Promote loose coupling between components

Traditional, monolithic applications mean rigid dependencies in tightly coupled architectures. As a result, one software component almost certainly affects another. Alternatively, in distributed systems such as microservices, architects can minimize these dependencies by decoupling software components.

In a loosely coupled architecture, the dependencies that exist between application components, modules and services are kept to a minimum. Instead, abstractions handle necessary data transfers and messaging processes. As a result, updates or failures that befall one component are far less likely to cause unintentional changes to another. Decoupling isolates problems and prevents them from spreading across other software environments, limiting the risk for widespread errors.

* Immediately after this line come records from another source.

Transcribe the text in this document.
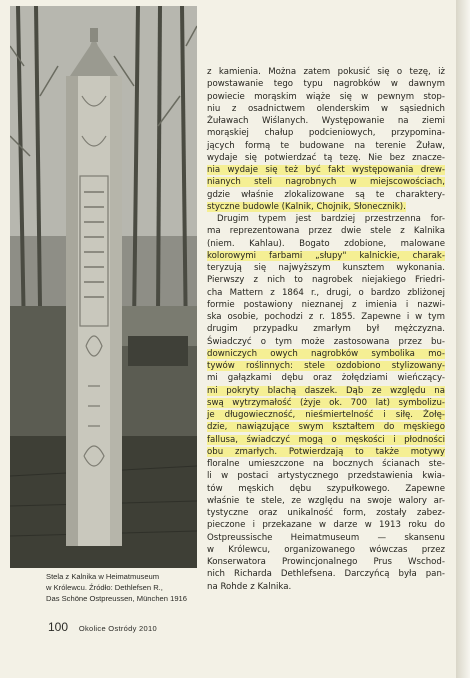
Stela z Kalnika w Heimatmuseum
w Królewcu. Źródło: Dethlefsen R.,
Das Schöne Ostpreussen, München 1916
z kamienia. Można zatem pokusić się o tezę, iż
powstawanie tego typu nagrobków w dawnym
powiecie morąskim wiąże się w pewnym stop-
niu z osadnictwem olenderskim w sąsiednich
Żuławach Wiślanych. Występowanie na ziemi
morąskiej chałup podcieniowych, przypomina-
jących formą te budowane na terenie Żuław,
wydaje się potwierdzać tą tezę. Nie bez znacze-
nia wydaje się też być fakt występowania drew-
nianych steli nagrobnych w miejscowościach,
gdzie właśnie zlokalizowane są te charaktery-
styczne budowle (Kalnik, Chojnik, Słonecznik).
Drugim typem jest bardziej przestrzenna for-
ma reprezentowana przez dwie stele z Kalnika
(niem. Kahlau). Bogato zdobione, malowane
kolorowymi farbami „słupy" kalnickie, charak-
teryzują się najwyższym kunsztem wykonania.
Pierwszy z nich to nagrobek niejakiego Friedri-
cha Mattern z 1864 r., drugi, o bardzo zbliżonej
formie postawiony nieznanej z imienia i nazwi-
ska osobie, pochodzi z r. 1855. Zapewne i w tym
drugim przypadku zmarłym był mężczyzna.
Świadczyć o tym może zastosowana przez bu-
downiczych owych nagrobków symbolika mo-
tywów roślinnych: stele ozdobiono stylizowany-
mi gałązkami dębu oraz żołędziami wieńczący-
mi pokryty blachą daszek. Dąb ze względu na
swą wytrzymałość (żyje ok. 700 lat) symbolizu-
je długowieczność, nieśmiertelność i siłę. Żołę-
dzie, nawiązujące swym kształtem do męskiego
fallusa, świadczyć mogą o męskości i płodności
obu zmarłych. Potwierdzają to także motywy
floralne umieszczone na bocznych ścianach ste-
li w postaci artystycznego przedstawienia kwia-
tów męskich dębu szypułkowego. Zapewne
właśnie te stele, ze względu na swoje walory ar-
tystyczne oraz unikalność form, zostały zabez-
pieczone i przekazane w darze w 1913 roku do
Ostpreussische Heimatmuseum — skansenu
w Królewcu, organizowanego wówczas przez
Konserwatora Prowincjonalnego Prus Wschod-
nich Richarda Dethlefsena. Darczyńcą była pan-
na Rohde z Kalnika.
100 Okolice Ostródy 2010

Use sidecar containers to limit failures

A sidecar is a supporting container that runs in the same pod as the primary application container. The sidecar enables teams to add functionality to a container and integrate with external services without changing the main, existing application container instance.

For software resilience, this technique is beneficial in that the primary application logic and codebase remain isolated, limiting risks and failures. However, there are downsides to sidecars. For instance, the addition of sidecars means that developers are responsible for managing more containers and the increased resource consumption they impose. Take efforts to ensure that sidecars won't complicate workloads to the point that application performance suffers. For starters, you'll want to establish a thorough container monitoring system that will track sidecars and measure their impact on the production-level containers they serve.